C’est une petite révolution dans le monde des transports en commun parisiens qui se prépare. Dans les cinq ans à venir, Paris, et plus globalement la région Île-de-France, prévoit l’abandon du ticket de métro. Le passe Navigo, lui, se transformera en application mobile. Une bonne idée ?

Pass Navigo

La carte Navigo actuelle

Si vous êtes déjà allés au Japon, par exemple, vous connaissez certainement la carte Suica. Une carte à validation sans contact, à acheter une fois, et à charger d’une somme au choix.
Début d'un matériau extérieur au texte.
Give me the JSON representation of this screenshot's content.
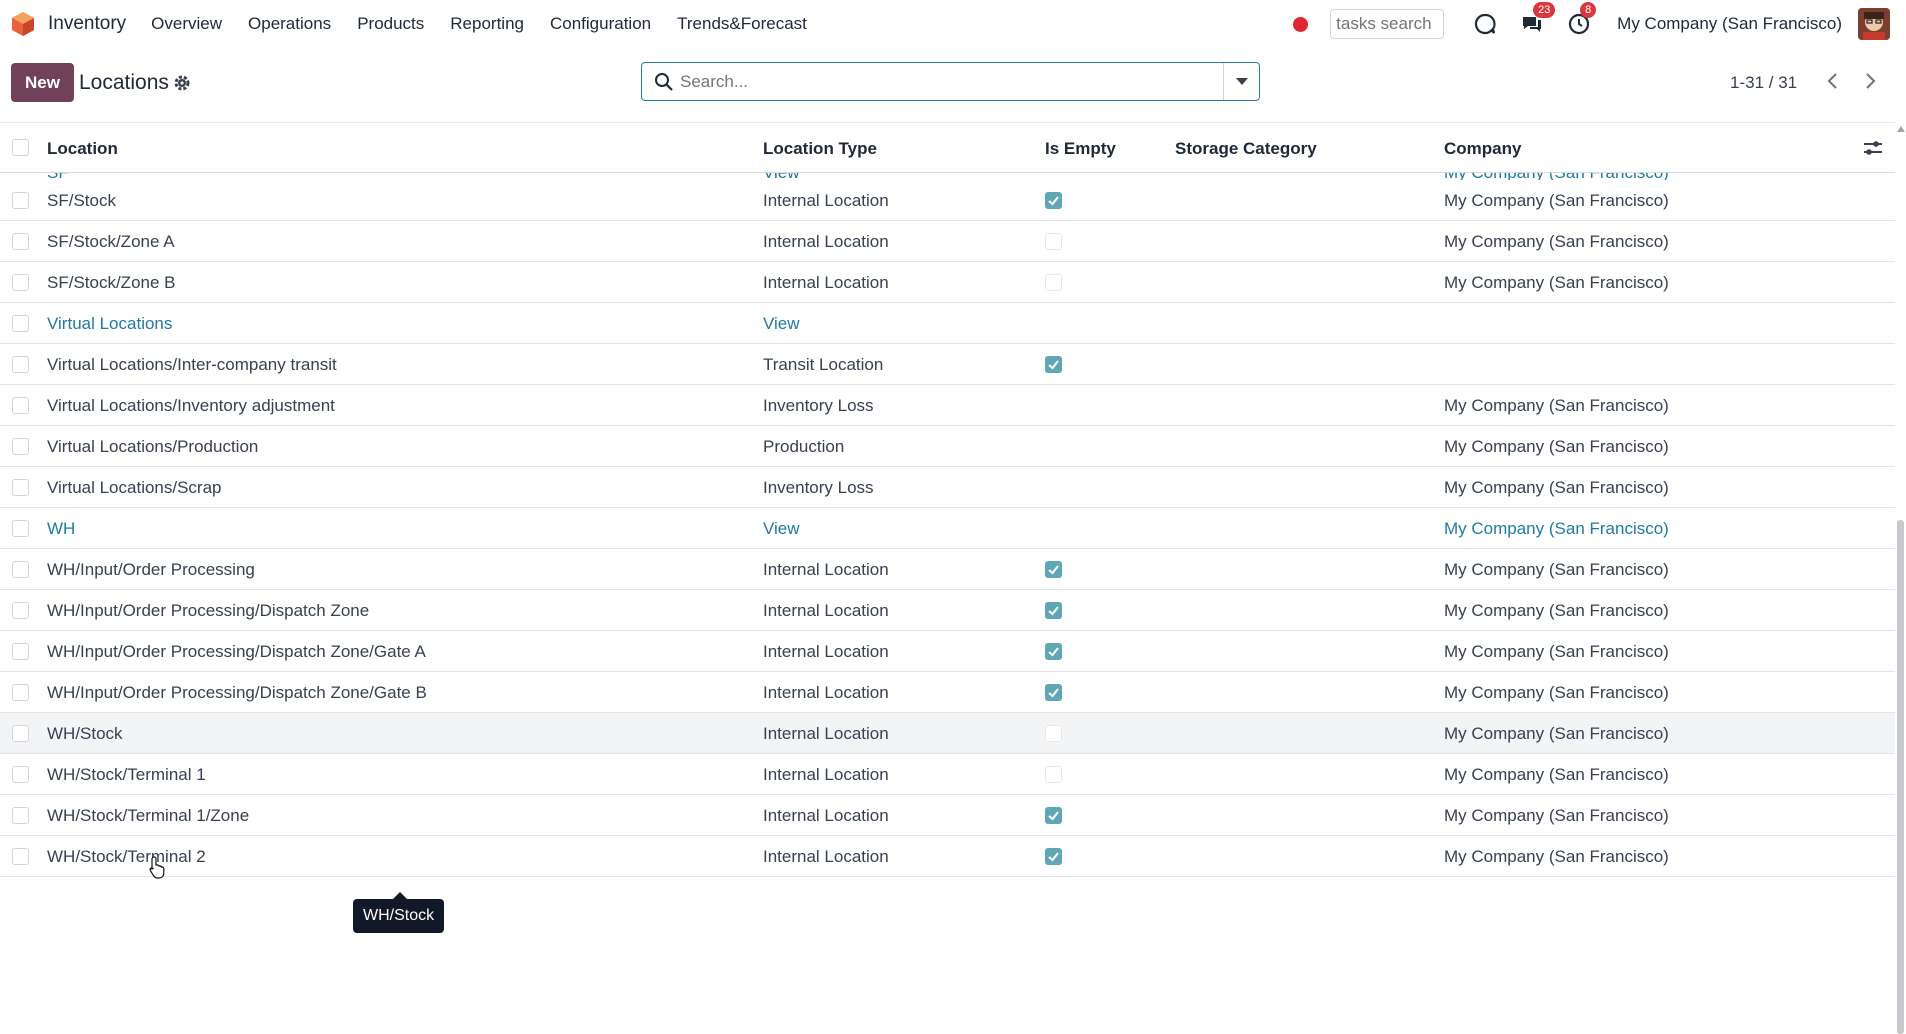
{
  "app": {
    "name": "Inventory",
    "menu": [
      "Overview",
      "Operations",
      "Products",
      "Reporting",
      "Configuration",
      "Trends&Forecast"
    ]
  },
  "topbar": {
    "tasks_search_placeholder": "tasks search",
    "messages_badge": "23",
    "activities_badge": "8",
    "company": "My Company (San Francisco)"
  },
  "control": {
    "new_label": "New",
    "title": "Locations",
    "search_placeholder": "Search...",
    "pager": "1-31 / 31"
  },
  "table": {
    "headers": {
      "location": "Location",
      "type": "Location Type",
      "empty": "Is Empty",
      "storage": "Storage Category",
      "company": "Company"
    },
    "partial_row": {
      "location": "SF",
      "type": "View",
      "company": "My Company (San Francisco)"
    },
    "rows": [
      {
        "location": "SF/Stock",
        "type": "Internal Location",
        "empty": "checked",
        "company": "My Company (San Francisco)",
        "link": false
      },
      {
        "location": "SF/Stock/Zone A",
        "type": "Internal Location",
        "empty": "unchecked",
        "company": "My Company (San Francisco)",
        "link": false
      },
      {
        "location": "SF/Stock/Zone B",
        "type": "Internal Location",
        "empty": "unchecked",
        "company": "My Company (San Francisco)",
        "link": false
      },
      {
        "location": "Virtual Locations",
        "type": "View",
        "empty": "none",
        "company": "",
        "link": true
      },
      {
        "location": "Virtual Locations/Inter-company transit",
        "type": "Transit Location",
        "empty": "checked",
        "company": "",
        "link": false
      },
      {
        "location": "Virtual Locations/Inventory adjustment",
        "type": "Inventory Loss",
        "empty": "none",
        "company": "My Company (San Francisco)",
        "link": false
      },
      {
        "location": "Virtual Locations/Production",
        "type": "Production",
        "empty": "none",
        "company": "My Company (San Francisco)",
        "link": false
      },
      {
        "location": "Virtual Locations/Scrap",
        "type": "Inventory Loss",
        "empty": "none",
        "company": "My Company (San Francisco)",
        "link": false
      },
      {
        "location": "WH",
        "type": "View",
        "empty": "none",
        "company": "My Company (San Francisco)",
        "link": true
      },
      {
        "location": "WH/Input/Order Processing",
        "type": "Internal Location",
        "empty": "checked",
        "company": "My Company (San Francisco)",
        "link": false
      },
      {
        "location": "WH/Input/Order Processing/Dispatch Zone",
        "type": "Internal Location",
        "empty": "checked",
        "company": "My Company (San Francisco)",
        "link": false
      },
      {
        "location": "WH/Input/Order Processing/Dispatch Zone/Gate A",
        "type": "Internal Location",
        "empty": "checked",
        "company": "My Company (San Francisco)",
        "link": false
      },
      {
        "location": "WH/Input/Order Processing/Dispatch Zone/Gate B",
        "type": "Internal Location",
        "empty": "checked",
        "company": "My Company (San Francisco)",
        "link": false
      },
      {
        "location": "WH/Stock",
        "type": "Internal Location",
        "empty": "unchecked",
        "company": "My Company (San Francisco)",
        "link": false,
        "hover": true
      },
      {
        "location": "WH/Stock/Terminal 1",
        "type": "Internal Location",
        "empty": "unchecked",
        "company": "My Company (San Francisco)",
        "link": false
      },
      {
        "location": "WH/Stock/Terminal 1/Zone",
        "type": "Internal Location",
        "empty": "checked",
        "company": "My Company (San Francisco)",
        "link": false
      },
      {
        "location": "WH/Stock/Terminal 2",
        "type": "Internal Location",
        "empty": "checked",
        "company": "My Company (San Francisco)",
        "link": false
      }
    ]
  },
  "tooltip": {
    "text": "WH/Stock"
  },
  "colors": {
    "brand": "#71415a",
    "link": "#1f7aa3",
    "check": "#5fa7b4",
    "badge": "#d9383e"
  }
}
C’est très exactement ce que compte devenir le ticket de métro tel qu’on le connaît depuis plus d’un siècle, comme l’a annoncé au Journal du Dimanche Valérie Pécresse. La nouvelle présidente de la région Île-de-France présentera le 1er juin au syndicat des transports franciliens, le Stif, ses orientations pour les cinq ans à  venir. « Je peux vous annoncer la généralisation du Smart Navigo et la suppression du ticket de métro à l’horizon 2021 », assure-t-elle à nos confrères.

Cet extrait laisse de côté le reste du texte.